Action and thinking comprise a totality of human experience and our coming to awareness of it. The two form a distinct outline in our existence as a duality of being in the world and being in our heads, that is, as a product of nervous activity. This bifurcation corresponds to two points in place and time--the place of phenomena in relation to our understanding of them, coming into existence through nervous activity. Understanding lags behind an occurrence of phenomena; this suggests that, while essential to the meaning of the phenomena itself, thinking lags behind action as it comes into being. Thinking is in closer ambit to personally intended action, that action stemming from within the thinker's intention. This thinking also requires time to both initiate and complete its own action. Thinking is of the substance of the universe, categorically, but uniquely saddled across a temporal unfolding. Therefore, thinking as a phenomena itself exists in time but that its relevance to any specific instance of time only renders it as part of the stuff of the universe. The activity of thinking faces two logical planes, each of which contradict the other. The relationship that thinking has to the existing universe is indifferent to its phenomenal existence in the unfolding of time. Thinking becomes invisible to the material world as a phenomenon, thinking. Both thinking and the unfolding of a sequence of events that we may category as phenomena require time to unfold.
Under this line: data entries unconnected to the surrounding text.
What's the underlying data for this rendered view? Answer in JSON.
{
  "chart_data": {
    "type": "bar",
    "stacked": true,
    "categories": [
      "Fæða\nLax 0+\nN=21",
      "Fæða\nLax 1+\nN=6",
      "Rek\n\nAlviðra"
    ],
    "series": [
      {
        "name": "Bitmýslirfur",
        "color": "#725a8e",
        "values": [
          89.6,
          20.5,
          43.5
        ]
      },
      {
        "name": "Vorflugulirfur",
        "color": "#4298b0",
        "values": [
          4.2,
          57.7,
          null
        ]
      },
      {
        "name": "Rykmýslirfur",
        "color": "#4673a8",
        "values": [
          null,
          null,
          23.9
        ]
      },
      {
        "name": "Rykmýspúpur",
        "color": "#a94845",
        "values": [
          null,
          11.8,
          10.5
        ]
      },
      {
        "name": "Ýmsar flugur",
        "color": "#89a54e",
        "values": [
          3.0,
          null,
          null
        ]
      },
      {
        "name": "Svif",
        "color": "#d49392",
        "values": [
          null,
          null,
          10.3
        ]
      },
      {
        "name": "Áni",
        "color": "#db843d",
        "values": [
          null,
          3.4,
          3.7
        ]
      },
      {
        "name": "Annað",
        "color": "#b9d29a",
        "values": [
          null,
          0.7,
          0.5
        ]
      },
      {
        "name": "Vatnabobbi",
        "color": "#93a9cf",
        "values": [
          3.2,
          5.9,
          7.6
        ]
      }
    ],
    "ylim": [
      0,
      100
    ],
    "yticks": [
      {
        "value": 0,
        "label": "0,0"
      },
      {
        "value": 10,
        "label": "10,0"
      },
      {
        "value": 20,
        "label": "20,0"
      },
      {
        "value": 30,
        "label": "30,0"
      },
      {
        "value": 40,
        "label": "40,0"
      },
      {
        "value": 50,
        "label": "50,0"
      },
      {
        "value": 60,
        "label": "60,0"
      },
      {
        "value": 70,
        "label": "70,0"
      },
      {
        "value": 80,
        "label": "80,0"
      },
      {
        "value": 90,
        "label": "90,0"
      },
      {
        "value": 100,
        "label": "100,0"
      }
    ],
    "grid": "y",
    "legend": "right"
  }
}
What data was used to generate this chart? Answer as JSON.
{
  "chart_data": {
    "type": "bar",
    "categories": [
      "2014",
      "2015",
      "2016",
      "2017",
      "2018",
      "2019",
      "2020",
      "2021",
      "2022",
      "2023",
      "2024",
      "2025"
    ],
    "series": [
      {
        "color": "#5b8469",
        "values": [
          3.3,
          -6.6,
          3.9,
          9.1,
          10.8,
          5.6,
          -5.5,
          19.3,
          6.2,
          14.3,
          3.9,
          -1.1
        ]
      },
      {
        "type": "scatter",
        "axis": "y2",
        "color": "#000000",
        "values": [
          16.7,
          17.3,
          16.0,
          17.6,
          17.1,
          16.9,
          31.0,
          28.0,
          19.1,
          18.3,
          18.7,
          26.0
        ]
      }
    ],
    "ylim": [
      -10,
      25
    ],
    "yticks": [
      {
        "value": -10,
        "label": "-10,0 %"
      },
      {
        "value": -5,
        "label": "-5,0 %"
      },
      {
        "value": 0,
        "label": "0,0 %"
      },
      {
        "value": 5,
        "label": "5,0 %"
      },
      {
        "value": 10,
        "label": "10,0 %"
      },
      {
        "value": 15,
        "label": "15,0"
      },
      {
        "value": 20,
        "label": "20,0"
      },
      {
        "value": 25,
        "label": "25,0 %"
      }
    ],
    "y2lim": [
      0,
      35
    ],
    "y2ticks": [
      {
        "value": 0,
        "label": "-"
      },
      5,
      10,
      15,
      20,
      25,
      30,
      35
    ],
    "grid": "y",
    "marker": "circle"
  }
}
In this frozen moment as we regard the world and ourselves and we grant their aspects meaning those frozen bits of thinking digested into phenomena or facts are, themselves, historically emergent phenomena. The universe itself is supposedly the product of a primordial event that both unfolded time, matter, density, and the physical laws of the universe. While it signals a beginning, that beginning required time. And so we are now taking time to understand ourselves, our lives, the world around us. And you may be taking time to read this. But the things that we find meaningful take time both to understand and to occur because nothing simply existed forever. That unique seat goes to one entity who we call "God." God is prior to the reflex of neuron or the primordial mass that finally blew, creating the universe. God is also after everything has passed. But this God, especially as we commonly regard him through Christian theological teaching, has another specific purpose for our minds. God simply ends the question of why, not for everyone, but for many. And God need only serve that purpose for those that pursue answers out of an abject fear of nihilism. God also acts as a dam on our consciousness. At some point the powers of reason, of observation, of measurement, of calculation reach a barrier, a logical problem, a technical limit. God serves as a reminder at these junctures that nothing is essentially meaningless or ambiguous. It's all part of God's mystery.
Key word: mystery. Why? Because the insertion of God into a cosmology ends a mental exploration. God completes a method of inquiry by providing not only a noun but a whole grammar short-circuited around the significance of the term God itself. God is seen both in cause and effect. And God becomes a reflex word to stop thinking. God is the answer. For this reason God is used as a mental block. Instead of working past God as an answer, those who have procured great faith in this deity spend their time creating convoluted logical arcs to fit God into the pattern of life, society, and human behavior. God is the reason why some die and others kill.